74 Nor did the trial judge find an improper purpose on the part of Sun Life. The trial judge’s reliance, in particular, on the difficulty Sun Life had in ascertaining whether Ms. Fidler was actually disabled supported his conclusion that Sun Life did not act in bad faith and that, instead, its denial of benefits was the product of a real, albeit incorrect, doubt as to whether Ms. Fidler was incapable of performing any work, as required under the terms of the policy.
75 Sun Life’s conduct was troubling, but not sufficiently so as to justify interfering with the trial judge’s conclusion that there was no bad faith. The trial judge’s reasons disclose no error of law, and his eventual conclusion that Sun Life did not act in bad faith is inextricable from his findings of fact and his consideration of the evidence. As Ryan J.A. concluded in dissent:
The trial judge saw and heard the witnesses. He examined the written material filed as exhibits. It was for him to assess the evidence and to determine its weight and effect. In my view Ms. Fidler has not been able to demonstrate that the conclusions of the trial judge were unreasonable or palpably wrong. [para. 104]
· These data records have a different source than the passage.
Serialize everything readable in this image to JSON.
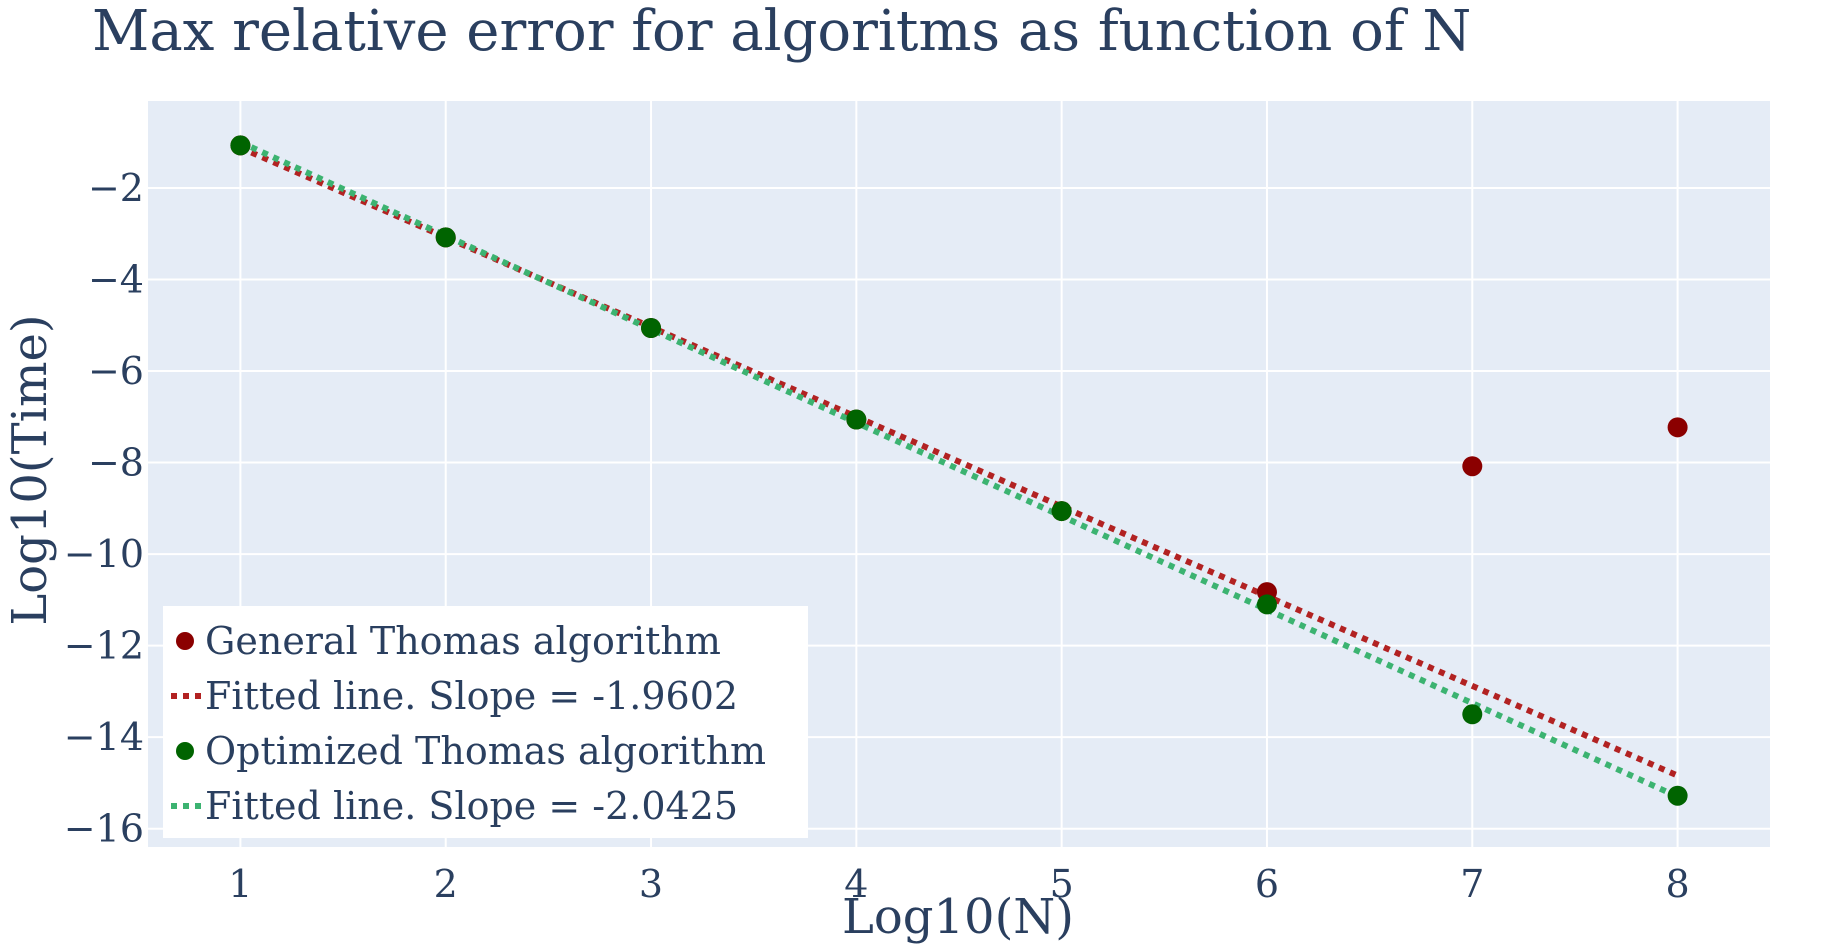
{
  "chart_data": {
    "type": "scatter",
    "title": "Max relative error for algoritms as function of N",
    "xlabel": "Log10(N)",
    "ylabel": "Log10(Time)",
    "xlim": [
      0.55,
      8.45
    ],
    "ylim": [
      -16.4,
      -0.1
    ],
    "xticks": [
      1,
      2,
      3,
      4,
      5,
      6,
      7,
      8
    ],
    "yticks": [
      -2,
      -4,
      -6,
      -8,
      -10,
      -12,
      -14,
      -16
    ],
    "grid": true,
    "legend_position": "bottom-left",
    "series": [
      {
        "name": "General Thomas algorithm",
        "kind": "markers",
        "color": "#8b0000",
        "x": [
          1,
          2,
          3,
          4,
          5,
          6,
          7,
          8
        ],
        "y": [
          -1.07,
          -3.08,
          -5.06,
          -7.06,
          -9.06,
          -10.83,
          -8.08,
          -7.23
        ]
      },
      {
        "name": "Fitted line. Slope = -1.9602",
        "kind": "dotted-line",
        "color": "#b22222",
        "x": [
          1,
          8
        ],
        "y": [
          -1.12,
          -14.84
        ]
      },
      {
        "name": "Optimized Thomas algorithm",
        "kind": "markers",
        "color": "#006400",
        "x": [
          1,
          2,
          3,
          4,
          5,
          6,
          7,
          8
        ],
        "y": [
          -1.07,
          -3.08,
          -5.06,
          -7.06,
          -9.06,
          -11.1,
          -13.5,
          -15.28
        ]
      },
      {
        "name": "Fitted line. Slope = -2.0425",
        "kind": "dotted-line",
        "color": "#3cb371",
        "x": [
          1,
          8
        ],
        "y": [
          -1.0,
          -15.3
        ]
      }
    ]
  }
}
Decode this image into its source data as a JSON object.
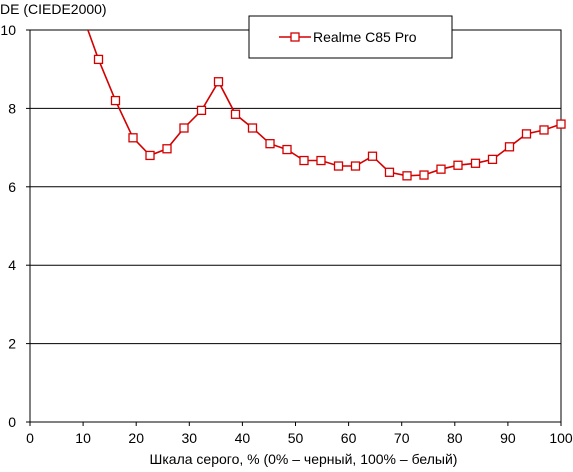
{
  "chart_data": {
    "type": "line",
    "ylabel": "DE (CIEDE2000)",
    "xlabel": "Шкала серого, % (0% – черный, 100% – белый)",
    "xlim": [
      0,
      100
    ],
    "ylim": [
      0,
      10
    ],
    "xticks": [
      "0",
      "10",
      "20",
      "30",
      "40",
      "50",
      "60",
      "70",
      "80",
      "90",
      "100"
    ],
    "yticks": [
      "0",
      "2",
      "4",
      "6",
      "8",
      "10"
    ],
    "grid": "horizontal",
    "legend_position": "top-right",
    "series": [
      {
        "name": "Realme C85 Pro",
        "color": "#d40000",
        "marker": "open-square",
        "clip_start": {
          "x": 10.9,
          "y": 10.0
        },
        "x": [
          12.9,
          16.1,
          19.4,
          22.6,
          25.8,
          29.0,
          32.3,
          35.5,
          38.7,
          41.9,
          45.2,
          48.4,
          51.6,
          54.8,
          58.1,
          61.3,
          64.5,
          67.7,
          71.0,
          74.2,
          77.4,
          80.6,
          83.9,
          87.1,
          90.3,
          93.5,
          96.8,
          100.0
        ],
        "y": [
          9.25,
          8.2,
          7.25,
          6.8,
          6.97,
          7.5,
          7.95,
          8.68,
          7.85,
          7.5,
          7.1,
          6.95,
          6.67,
          6.67,
          6.53,
          6.53,
          6.78,
          6.37,
          6.28,
          6.3,
          6.45,
          6.55,
          6.6,
          6.7,
          7.02,
          7.35,
          7.45,
          7.6
        ]
      }
    ]
  }
}
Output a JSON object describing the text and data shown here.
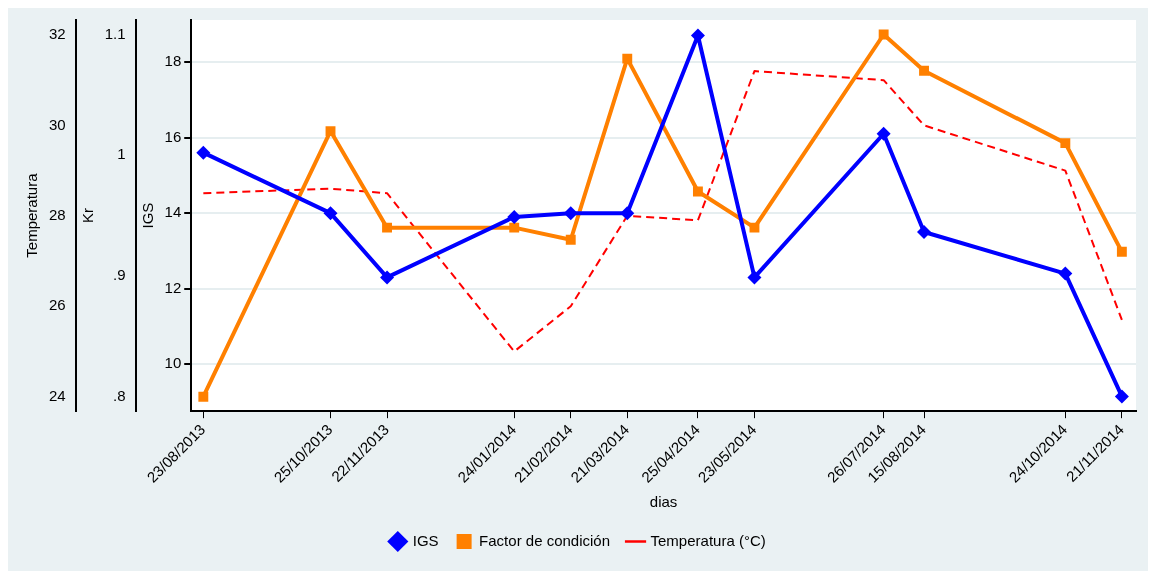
{
  "chart_data": {
    "type": "line",
    "xlabel": "dias",
    "ylabel": "IGS",
    "y2label": "Kr",
    "y3label": "Temperatura",
    "x": [
      "2013-08-23",
      "2013-10-25",
      "2013-11-22",
      "2014-01-24",
      "2014-02-21",
      "2014-03-21",
      "2014-04-25",
      "2014-05-23",
      "2014-07-26",
      "2014-08-15",
      "2014-10-24",
      "2014-11-21"
    ],
    "xlim": [
      "2013-08-17",
      "2014-11-28"
    ],
    "xticks": [
      {
        "value": "2013-08-23",
        "label": "23/08/2013"
      },
      {
        "value": "2013-10-25",
        "label": "25/10/2013"
      },
      {
        "value": "2013-11-22",
        "label": "22/11/2013"
      },
      {
        "value": "2014-01-24",
        "label": "24/01/2014"
      },
      {
        "value": "2014-02-21",
        "label": "21/02/2014"
      },
      {
        "value": "2014-03-21",
        "label": "21/03/2014"
      },
      {
        "value": "2014-04-25",
        "label": "25/04/2014"
      },
      {
        "value": "2014-05-23",
        "label": "23/05/2014"
      },
      {
        "value": "2014-07-26",
        "label": "26/07/2014"
      },
      {
        "value": "2014-08-15",
        "label": "15/08/2014"
      },
      {
        "value": "2014-10-24",
        "label": "24/10/2014"
      },
      {
        "value": "2014-11-21",
        "label": "21/11/2014"
      }
    ],
    "ylim": [
      8.76,
      19.11
    ],
    "yticks": [
      10,
      12,
      14,
      16,
      18
    ],
    "y2lim": [
      0.788,
      1.112
    ],
    "y2ticks": [
      {
        "value": 0.8,
        "label": ".8"
      },
      {
        "value": 0.9,
        "label": ".9"
      },
      1,
      1.1
    ],
    "y3lim": [
      23.68,
      32.33
    ],
    "y3ticks": [
      24,
      26,
      28,
      30,
      32
    ],
    "grid": "y",
    "legend": "bottom",
    "series": [
      {
        "name": "IGS",
        "color": "#0000ff",
        "marker": "diamond",
        "line_style": "solid",
        "values": [
          15.6,
          14.0,
          12.3,
          13.9,
          14.0,
          14.0,
          18.7,
          12.3,
          16.1,
          13.5,
          12.4,
          9.15
        ]
      },
      {
        "name": "Factor de condición",
        "color": "#ff8000",
        "marker": "square",
        "line_style": "solid",
        "axis": "y2",
        "values": [
          0.8,
          1.02,
          0.94,
          0.94,
          0.93,
          1.08,
          0.97,
          0.94,
          1.1,
          1.07,
          1.01,
          0.92
        ]
      },
      {
        "name": "Temperatura (°C)",
        "color": "#ff0000",
        "marker": "none",
        "line_style": "dashed",
        "axis": "y3",
        "values": [
          28.5,
          28.6,
          28.5,
          25.0,
          26.0,
          28.0,
          27.9,
          31.2,
          31.0,
          30.0,
          29.0,
          25.7
        ]
      }
    ]
  }
}
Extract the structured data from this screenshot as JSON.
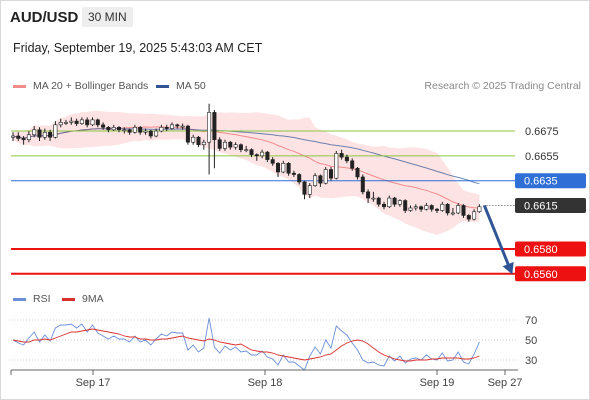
{
  "header": {
    "pair": "AUD/USD",
    "timeframe": "30 MIN",
    "datetime": "Friday, September 19, 2025 5:43:03 AM CET"
  },
  "legend": {
    "ma20_label": "MA 20 + Bollinger Bands",
    "ma50_label": "MA 50",
    "credit": "Research © 2025 Trading Central",
    "rsi_label": "RSI",
    "rsi_ma_label": "9MA"
  },
  "colors": {
    "ma20": "#f28c8c",
    "ma50": "#2f5597",
    "bollinger": "#fddede",
    "resistance_line": "#8cc63f",
    "pivot_line": "#2f6fd6",
    "support_line": "#ee1111",
    "current_price_tag": "#333333",
    "rsi": "#6b8fd6",
    "rsi_ma": "#d9302c"
  },
  "chart_data": [
    {
      "type": "candlestick",
      "title": "AUD/USD",
      "timeframe": "30 MIN",
      "x_tick_labels": [
        "Sep 17",
        "Sep 18",
        "Sep 19",
        "Sep 27"
      ],
      "ylim": [
        0.6555,
        0.67
      ],
      "levels": [
        {
          "price": 0.6675,
          "label": "0.6675",
          "kind": "resistance"
        },
        {
          "price": 0.6655,
          "label": "0.6655",
          "kind": "resistance"
        },
        {
          "price": 0.6635,
          "label": "0.6635",
          "kind": "pivot"
        },
        {
          "price": 0.6615,
          "label": "0.6615",
          "kind": "current"
        },
        {
          "price": 0.658,
          "label": "0.6580",
          "kind": "support"
        },
        {
          "price": 0.656,
          "label": "0.6560",
          "kind": "support"
        }
      ],
      "close": [
        0.6671,
        0.6669,
        0.6668,
        0.6672,
        0.6676,
        0.667,
        0.6674,
        0.667,
        0.668,
        0.6682,
        0.6682,
        0.6683,
        0.6681,
        0.6684,
        0.668,
        0.6684,
        0.668,
        0.6678,
        0.6676,
        0.6678,
        0.6676,
        0.6676,
        0.6674,
        0.6678,
        0.6674,
        0.6675,
        0.6671,
        0.6675,
        0.6678,
        0.6677,
        0.668,
        0.6679,
        0.6679,
        0.6666,
        0.667,
        0.6664,
        0.6666,
        0.669,
        0.6668,
        0.6661,
        0.6666,
        0.6662,
        0.6664,
        0.666,
        0.666,
        0.6656,
        0.6655,
        0.6658,
        0.6652,
        0.6649,
        0.6642,
        0.6649,
        0.6641,
        0.664,
        0.6634,
        0.6624,
        0.6631,
        0.6639,
        0.6633,
        0.6644,
        0.6637,
        0.6657,
        0.6654,
        0.6651,
        0.6645,
        0.6638,
        0.6626,
        0.6621,
        0.6621,
        0.6616,
        0.6614,
        0.6621,
        0.6616,
        0.6619,
        0.6611,
        0.6613,
        0.6614,
        0.6612,
        0.6615,
        0.6612,
        0.6611,
        0.6616,
        0.6609,
        0.6609,
        0.6615,
        0.6607,
        0.6604,
        0.661,
        0.6614
      ],
      "prices": [
        [
          0.667,
          0.6674,
          0.6667,
          0.6671
        ],
        [
          0.6671,
          0.6674,
          0.6667,
          0.6669
        ],
        [
          0.6669,
          0.6671,
          0.6664,
          0.6668
        ],
        [
          0.6668,
          0.6675,
          0.6666,
          0.6672
        ],
        [
          0.6672,
          0.6679,
          0.667,
          0.6676
        ],
        [
          0.6676,
          0.6678,
          0.6667,
          0.667
        ],
        [
          0.667,
          0.6677,
          0.6668,
          0.6674
        ],
        [
          0.6674,
          0.6676,
          0.6667,
          0.667
        ],
        [
          0.667,
          0.6683,
          0.6669,
          0.668
        ],
        [
          0.668,
          0.6685,
          0.6678,
          0.6682
        ],
        [
          0.6682,
          0.6684,
          0.668,
          0.6682
        ],
        [
          0.6682,
          0.6686,
          0.668,
          0.6683
        ],
        [
          0.6683,
          0.6685,
          0.6679,
          0.6681
        ],
        [
          0.6681,
          0.6686,
          0.668,
          0.6684
        ],
        [
          0.6684,
          0.6686,
          0.6678,
          0.668
        ],
        [
          0.668,
          0.6686,
          0.6679,
          0.6684
        ],
        [
          0.6684,
          0.6685,
          0.6678,
          0.668
        ],
        [
          0.668,
          0.6682,
          0.6676,
          0.6678
        ],
        [
          0.6678,
          0.6679,
          0.6674,
          0.6676
        ],
        [
          0.6676,
          0.668,
          0.6675,
          0.6678
        ],
        [
          0.6678,
          0.6679,
          0.6674,
          0.6676
        ],
        [
          0.6676,
          0.6678,
          0.6673,
          0.6676
        ],
        [
          0.6676,
          0.6677,
          0.6672,
          0.6674
        ],
        [
          0.6674,
          0.668,
          0.6673,
          0.6678
        ],
        [
          0.6678,
          0.6679,
          0.6672,
          0.6674
        ],
        [
          0.6674,
          0.6677,
          0.6672,
          0.6675
        ],
        [
          0.6675,
          0.6676,
          0.6669,
          0.6671
        ],
        [
          0.6671,
          0.6677,
          0.667,
          0.6675
        ],
        [
          0.6675,
          0.668,
          0.6674,
          0.6678
        ],
        [
          0.6678,
          0.668,
          0.6675,
          0.6677
        ],
        [
          0.6677,
          0.6682,
          0.6676,
          0.668
        ],
        [
          0.668,
          0.6681,
          0.6677,
          0.6679
        ],
        [
          0.6679,
          0.6681,
          0.6676,
          0.6679
        ],
        [
          0.6679,
          0.668,
          0.6664,
          0.6666
        ],
        [
          0.6666,
          0.6672,
          0.6664,
          0.667
        ],
        [
          0.667,
          0.6671,
          0.6662,
          0.6664
        ],
        [
          0.6664,
          0.6668,
          0.666,
          0.6666
        ],
        [
          0.6666,
          0.6697,
          0.664,
          0.669
        ],
        [
          0.669,
          0.6692,
          0.6645,
          0.6668
        ],
        [
          0.6668,
          0.667,
          0.6659,
          0.6661
        ],
        [
          0.6661,
          0.6668,
          0.6659,
          0.6666
        ],
        [
          0.6666,
          0.6667,
          0.666,
          0.6662
        ],
        [
          0.6662,
          0.6666,
          0.666,
          0.6664
        ],
        [
          0.6664,
          0.6665,
          0.6658,
          0.666
        ],
        [
          0.666,
          0.6663,
          0.6658,
          0.666
        ],
        [
          0.666,
          0.6661,
          0.6654,
          0.6656
        ],
        [
          0.6656,
          0.6657,
          0.6651,
          0.6655
        ],
        [
          0.6655,
          0.666,
          0.6653,
          0.6658
        ],
        [
          0.6658,
          0.6659,
          0.665,
          0.6652
        ],
        [
          0.6652,
          0.6654,
          0.6647,
          0.6649
        ],
        [
          0.6649,
          0.665,
          0.6638,
          0.6642
        ],
        [
          0.6642,
          0.6651,
          0.6641,
          0.6649
        ],
        [
          0.6649,
          0.665,
          0.6639,
          0.6641
        ],
        [
          0.6641,
          0.6643,
          0.6638,
          0.664
        ],
        [
          0.664,
          0.6641,
          0.6632,
          0.6634
        ],
        [
          0.6634,
          0.6635,
          0.662,
          0.6624
        ],
        [
          0.6624,
          0.6633,
          0.6621,
          0.6631
        ],
        [
          0.6631,
          0.6641,
          0.663,
          0.6639
        ],
        [
          0.6639,
          0.664,
          0.663,
          0.6633
        ],
        [
          0.6633,
          0.6646,
          0.6632,
          0.6644
        ],
        [
          0.6644,
          0.6646,
          0.6635,
          0.6637
        ],
        [
          0.6637,
          0.6659,
          0.6636,
          0.6657
        ],
        [
          0.6657,
          0.666,
          0.6652,
          0.6654
        ],
        [
          0.6654,
          0.6656,
          0.6649,
          0.6651
        ],
        [
          0.6651,
          0.6653,
          0.6643,
          0.6645
        ],
        [
          0.6645,
          0.6646,
          0.6636,
          0.6638
        ],
        [
          0.6638,
          0.664,
          0.6624,
          0.6626
        ],
        [
          0.6626,
          0.6628,
          0.6617,
          0.6621
        ],
        [
          0.6621,
          0.6626,
          0.6618,
          0.6621
        ],
        [
          0.6621,
          0.6622,
          0.6614,
          0.6616
        ],
        [
          0.6616,
          0.6618,
          0.6612,
          0.6614
        ],
        [
          0.6614,
          0.6623,
          0.6613,
          0.6621
        ],
        [
          0.6621,
          0.6622,
          0.6614,
          0.6616
        ],
        [
          0.6616,
          0.662,
          0.6614,
          0.6619
        ],
        [
          0.6619,
          0.662,
          0.6609,
          0.6611
        ],
        [
          0.6611,
          0.6615,
          0.661,
          0.6613
        ],
        [
          0.6613,
          0.6616,
          0.6611,
          0.6614
        ],
        [
          0.6614,
          0.6615,
          0.661,
          0.6612
        ],
        [
          0.6612,
          0.6617,
          0.6611,
          0.6615
        ],
        [
          0.6615,
          0.6616,
          0.661,
          0.6612
        ],
        [
          0.6612,
          0.6613,
          0.6609,
          0.6611
        ],
        [
          0.6611,
          0.6618,
          0.661,
          0.6616
        ],
        [
          0.6616,
          0.6617,
          0.6607,
          0.6609
        ],
        [
          0.6609,
          0.6613,
          0.6607,
          0.6609
        ],
        [
          0.6609,
          0.6617,
          0.6608,
          0.6615
        ],
        [
          0.6615,
          0.6616,
          0.6605,
          0.6607
        ],
        [
          0.6607,
          0.6608,
          0.6602,
          0.6604
        ],
        [
          0.6604,
          0.6612,
          0.6603,
          0.661
        ],
        [
          0.661,
          0.6616,
          0.6609,
          0.6614
        ]
      ],
      "forecast": {
        "from": 0.6615,
        "to": 0.656
      },
      "legend": [
        "MA 20 + Bollinger Bands",
        "MA 50"
      ],
      "grid": false
    },
    {
      "type": "line",
      "series": [
        {
          "name": "RSI"
        },
        {
          "name": "9MA"
        }
      ],
      "y_tick_labels": [
        "70",
        "50",
        "30"
      ],
      "ylim": [
        22,
        78
      ],
      "rsi": [
        50,
        47,
        45,
        52,
        58,
        48,
        55,
        49,
        62,
        65,
        65,
        66,
        62,
        66,
        58,
        65,
        57,
        54,
        51,
        54,
        51,
        51,
        48,
        54,
        48,
        50,
        45,
        51,
        56,
        54,
        58,
        57,
        57,
        40,
        45,
        38,
        42,
        72,
        43,
        37,
        44,
        40,
        43,
        38,
        39,
        35,
        35,
        39,
        33,
        31,
        25,
        35,
        28,
        28,
        24,
        20,
        34,
        43,
        36,
        50,
        42,
        64,
        59,
        55,
        47,
        40,
        30,
        27,
        28,
        25,
        24,
        34,
        29,
        34,
        27,
        31,
        32,
        30,
        35,
        31,
        30,
        37,
        29,
        30,
        38,
        28,
        26,
        36,
        48
      ],
      "rsi_ma": [
        50,
        49,
        48,
        48,
        50,
        50,
        51,
        50,
        52,
        54,
        56,
        58,
        58,
        59,
        60,
        61,
        60,
        59,
        58,
        57,
        56,
        54,
        53,
        53,
        51,
        51,
        50,
        50,
        51,
        51,
        52,
        53,
        54,
        52,
        51,
        50,
        49,
        51,
        50,
        48,
        47,
        46,
        45,
        46,
        43,
        40,
        39,
        38,
        38,
        37,
        35,
        34,
        33,
        32,
        31,
        30,
        31,
        32,
        33,
        35,
        36,
        40,
        44,
        47,
        49,
        50,
        49,
        46,
        42,
        38,
        35,
        33,
        31,
        30,
        29,
        29,
        30,
        30,
        30,
        31,
        31,
        32,
        32,
        32,
        32,
        31,
        31,
        32,
        34
      ],
      "legend": [
        "RSI",
        "9MA"
      ]
    }
  ]
}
The award of punitive damages, of course, does not depend exclusively on the existence of an actionable wrong. In Whiten, the Court clearly established the relevant factors to consider in determining whether or not an award of punitive damages is warranted. Absent bad faith in this case, however, there is no need to go further.
76 Ms. Fidler is entitled to $20,000 for mental distress, but her claim for punitive damages is dismissed. Accordingly, we would allow the appeal in part, set aside the Court of Appeal’s award of punitive damages and restore the order of Ralph J., with costs to Ms. Fidler throughout.
Appeal allowed in part, with costs to the respondent.
Solicitors for the appellant: Fasken Martineau DuMoulin, Vancouver.
Solicitors for the respondent: Faith Hayman Law Corporation, Vancouver.
* Major J. took no part in the judgment.